I think it works like this: you submit your song and then a bunch of “experts” or “peers” give feedback on your song, both open-ended and based on pre-selected parameters. They call these “canned reviews.” Relative quality of various aspects of the song are placed on a Likert scale of sorts, and people grade them accordingly. Sample critiques:

CRITIQUE
Critique Mix and Production
Production/mix is too thin
Production/mix is too full
Sounds muffled
Sounds tinny
Lead vocals too loud
Lead vocals too quiet
Backing vocals to loud
Backing vocals too quiet
Lead instrument(s) is (are) too loud
Lead instrument(s) is (are) too quiet
Dislike lead instrument effects
Drums too loud
Drums too quiet
Bass too loud
Bass too quiet
Keyboards/piano too loud
Keyboards/piano too quiet
Other instrumentation is too loud
Other instrumentation is too quiet

Performance Critique
Overall performance needs improvement
Lead vocal needs improvement
Try a more appropriate key
Backing vocals need improvement
Lead guitar needs improvement
Instrument solo needs improvement
Percussion needs improvement
Beat drags
Beat is top heavy
Bass needs improvement
Keyboards / piano needs work
Horns need work
Strings need work

Composition Critique
Chorus melody not compelling
Chorus melody too repetitive / basic
Chorus doesn’t resolve / resolves poorly
Verse melody not compelling
Verse melody too repetitive / basic
Verse doesn’t resolve / resolves poorly
Bridge melody not compelling
Bridge melody too repetitive / basic
Bridge doesn’t resolve / resolves poorly
Middle eight need works
Overall tune does not stay with me
Lyrics need work
Lyrics aren’t compelling

As a semi-believer in Platonic ideals and such, I admire these attempts to quantify the seemingly unquantifiable, and I also like the idea of empiricism in art, mostly when it makes me right and you wrong.
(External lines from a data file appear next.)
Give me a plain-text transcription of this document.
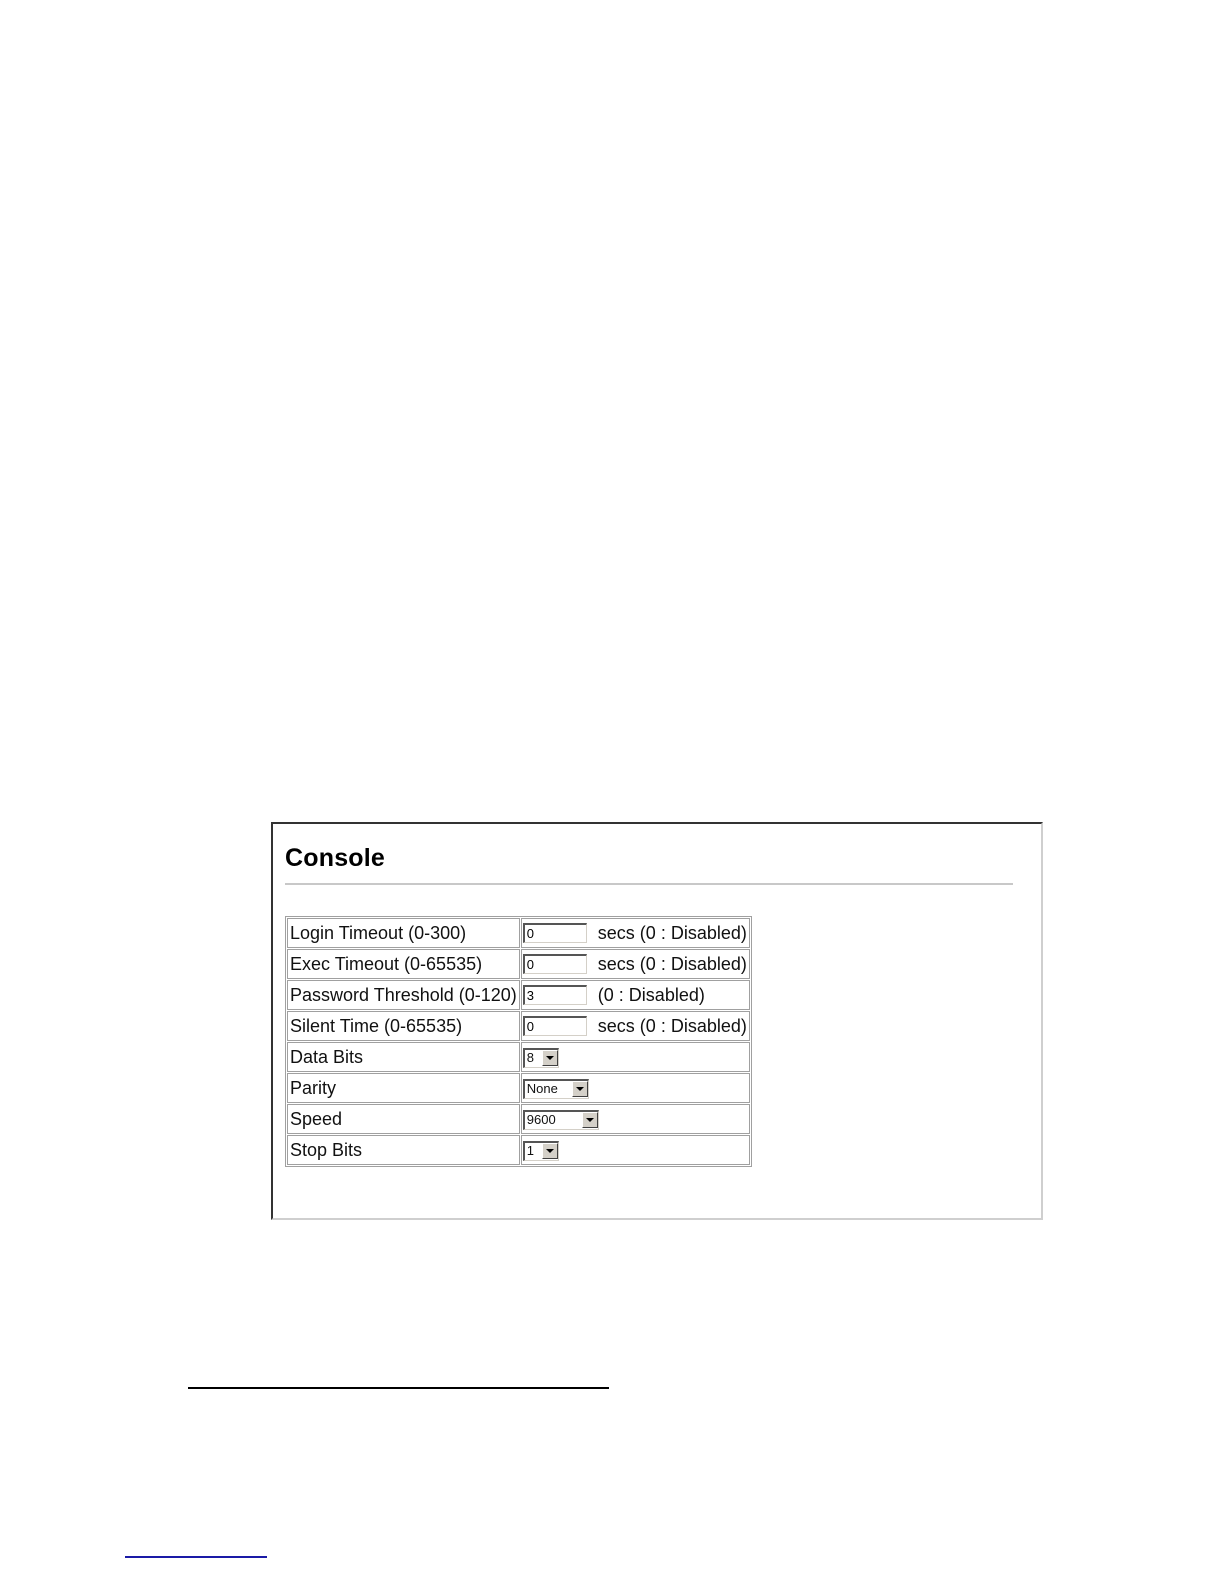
Console
Login Timeout (0-300)	0secs (0 : Disabled)
Exec Timeout (0-65535)	0secs (0 : Disabled)
Password Threshold (0-120)	3(0 : Disabled)
Silent Time (0-65535)	0secs (0 : Disabled)
Data Bits	8

Parity	None

Speed	9600

Stop Bits	1
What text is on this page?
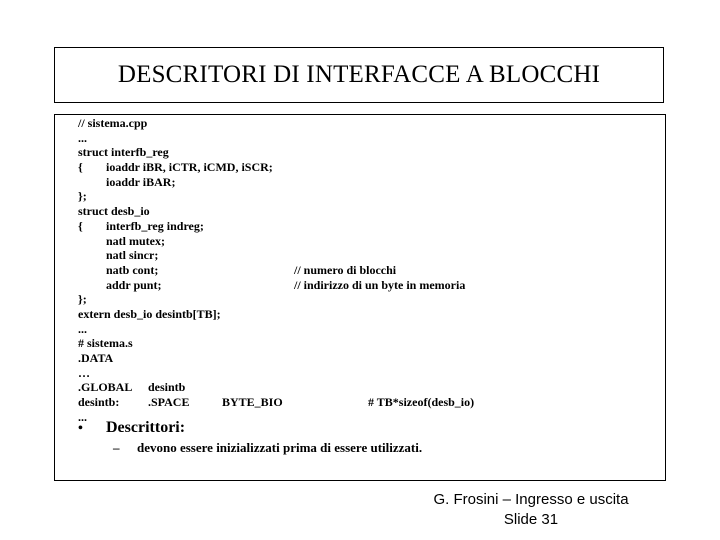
DESCRITORI DI INTERFACCE A BLOCCHI
// sistema.cpp
...
struct interfb_reg
{ ioaddr iBR, iCTR, iCMD, iSCR;
ioaddr iBAR;
};
struct desb_io
{ interfb_reg indreg;
natl mutex;
natl sincr;
natb cont;	// numero di blocchi
addr punt;	// indirizzo di un byte in memoria
};
extern desb_io desintb[TB];
...
# sistema.s
.DATA
…
.GLOBAL desintb
desintb: .SPACE	BYTE_BIO	# TB*sizeof(desb_io)
...
• Descrittori:
– devono essere inizializzati prima di essere utilizzati.
G. Frosini – Ingresso e uscita
Slide 31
However, like any research design or survey, this list comes with its own set of built-in biases. First off, it seems to be based on songwriting and arrangement assumptions that favor the traditional and the rock and roll—not every song has a bridge or even a chorus (see: lots of the New Order catalog). Do we really want to encourage songwriting cliches like the middle eight or the bridge? And while I’m a bit of a pitch and performance stickler, I know bands that would fail at these categories and still be great (see: lots of the New Order catalog). What makes lyrics compelling? I love plenty of songs with atrocious lyrics (see: lots of the New Order Catalog), and I often bristle at poetic ones. Great music can be poorly played by amateurs with ridiculous lyrics, and even seasoned pros can make mistakes. I’ve heard both Bill Bruford and Bill Ward bobble some beats before, but it didn’t make them any less rad drummers.

The site hasn’t launched yet, and it’s a work in progress, something that Bruce Warila of Music Xray acknowledges. In fact, he is taking comments and suggestions here. The concept of a social networking site based on criticism appeals to me, but the measurement could use a lot of work. In good research design, it’s always better to ask more than less.
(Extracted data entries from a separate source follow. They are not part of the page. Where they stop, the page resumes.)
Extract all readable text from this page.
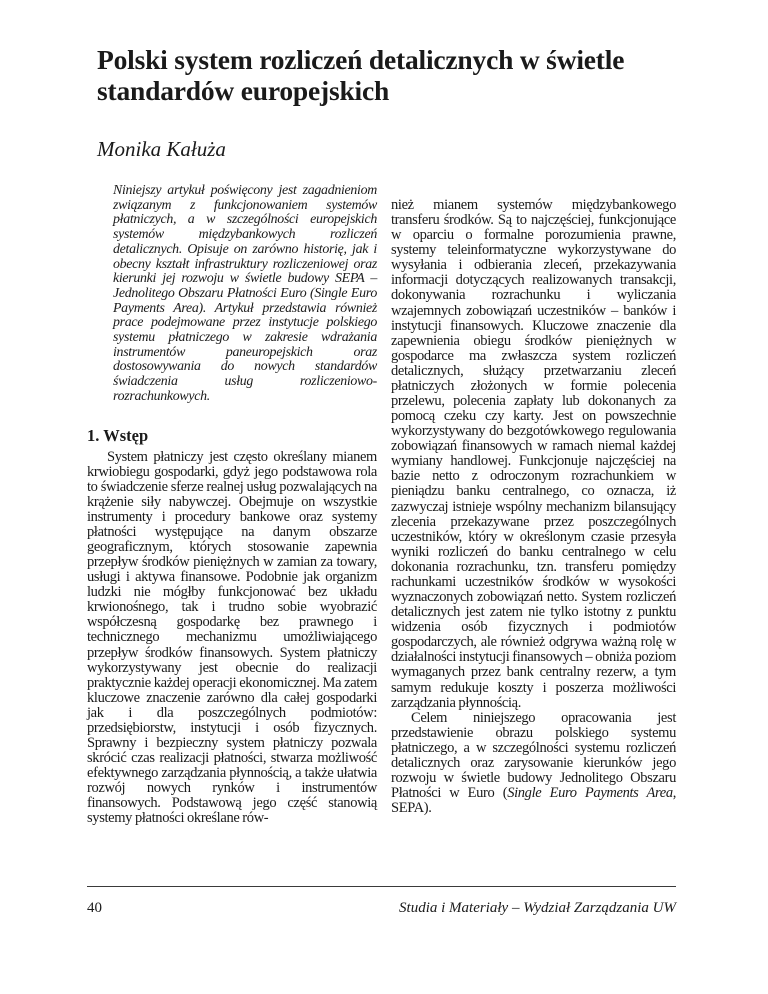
Polski system rozliczeń detalicznych w świetle standardów europejskich

Monika Kałuża

Niniejszy artykuł poświęcony jest zagadnieniom związanym z funkcjonowaniem systemów płatniczych, a w szczególności europejskich systemów międzybankowych rozliczeń detalicznych. Opisuje on zarówno historię, jak i obecny kształt infrastruktury rozliczeniowej oraz kierunki jej rozwoju w świetle budowy SEPA – Jednolitego Obszaru Płatności Euro (Single Euro Payments Area). Artykuł przedstawia również prace podejmowane przez instytucje polskiego systemu płatniczego w zakresie wdrażania instrumentów paneuropejskich oraz dostosowywania do nowych standardów świadczenia usług rozliczeniowo-rozrachunkowych.

1. Wstęp

System płatniczy jest często określany mianem krwiobiegu gospodarki, gdyż jego podstawowa rola to świadczenie sferze realnej usług pozwalających na krążenie siły nabywczej. Obejmuje on wszystkie instrumenty i procedury bankowe oraz systemy płatności występujące na danym obszarze geograficznym, których stosowanie zapewnia przepływ środków pieniężnych w zamian za towary, usługi i aktywa finansowe. Podobnie jak organizm ludzki nie mógłby funkcjonować bez układu krwionośnego, tak i trudno sobie wyobrazić współczesną gospodarkę bez prawnego i technicznego mechanizmu umożliwiającego przepływ środków finansowych. System płatniczy wykorzystywany jest obecnie do realizacji praktycznie każdej operacji ekonomicznej. Ma zatem kluczowe znaczenie zarówno dla całej gospodarki jak i dla poszczególnych podmiotów: przedsiębiorstw, instytucji i osób fizycznych. Sprawny i bezpieczny system płatniczy pozwala skrócić czas realizacji płatności, stwarza możliwość efektywnego zarządzania płynnością, a także ułatwia rozwój nowych rynków i instrumentów finansowych. Podstawową jego część stanowią systemy płatności określane rów-

nież mianem systemów międzybankowego transferu środków. Są to najczęściej, funkcjonujące w oparciu o formalne porozumienia prawne, systemy teleinformatyczne wykorzystywane do wysyłania i odbierania zleceń, przekazywania informacji dotyczących realizowanych transakcji, dokonywania rozrachunku i wyliczania wzajemnych zobowiązań uczestników – banków i instytucji finansowych. Kluczowe znaczenie dla zapewnienia obiegu środków pieniężnych w gospodarce ma zwłaszcza system rozliczeń detalicznych, służący przetwarzaniu zleceń płatniczych złożonych w formie polecenia przelewu, polecenia zapłaty lub dokonanych za pomocą czeku czy karty. Jest on powszechnie wykorzystywany do bezgotówkowego regulowania zobowiązań finansowych w ramach niemal każdej wymiany handlowej. Funkcjonuje najczęściej na bazie netto z odroczonym rozrachunkiem w pieniądzu banku centralnego, co oznacza, iż zazwyczaj istnieje wspólny mechanizm bilansujący zlecenia przekazywane przez poszczególnych uczestników, który w określonym czasie przesyła wyniki rozliczeń do banku centralnego w celu dokonania rozrachunku, tzn. transferu pomiędzy rachunkami uczestników środków w wysokości wyznaczonych zobowiązań netto. System rozliczeń detalicznych jest zatem nie tylko istotny z punktu widzenia osób fizycznych i podmiotów gospodarczych, ale również odgrywa ważną rolę w działalności instytucji finansowych – obniża poziom wymaganych przez bank centralny rezerw, a tym samym redukuje koszty i poszerza możliwości zarządzania płynnością.

Celem niniejszego opracowania jest przedstawienie obrazu polskiego systemu płatniczego, a w szczególności systemu rozliczeń detalicznych oraz zarysowanie kierunków jego rozwoju w świetle budowy Jednolitego Obszaru Płatności w Euro (Single Euro Payments Area, SEPA).

40	Studia i Materiały – Wydział Zarządzania UW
My song sucks? You must be an idiot! What’s the right way to review music? [Music Think Tank]

idolator

  1. Marth

    Put a song through this process enough and it will come out the other side as a sine wave.

  2. Lucas Jensen

    @Marth: That might sound interesting.

  3. Anonymous

    There’s good music and bad music.

  4. Halfwit

    @juiceandgin: You’ve clearly never been involved in a writer’s workshop.

    And, yeah… it’s amazing how amazing New Order are (were?) considering how much the components would appear to suck on paper.

  5. doublewhiskycokenoice

    wait, that was repping ‘rocky raccoon’, right?

  6. Anonymous

    The Most Wanted song and The Most Unwanted Song:

    [www.ubu.com]

  7. Lucas Jensen

    @MhS: I have always loved the Unwanted one WAY more.

  8. Lucas Jensen

    @Halfwit: Oh, New Order are in my top 5 ever, and yet they fail in so many categories that I think are important: pitch, lyrics, tempo, etc.

  9. Poubelle

    @juiceandgin: And there’s a foolproof way to tell the difference: good music is anything I like and bad music is anything I don’t like.

    On a serious note, those are some great tags.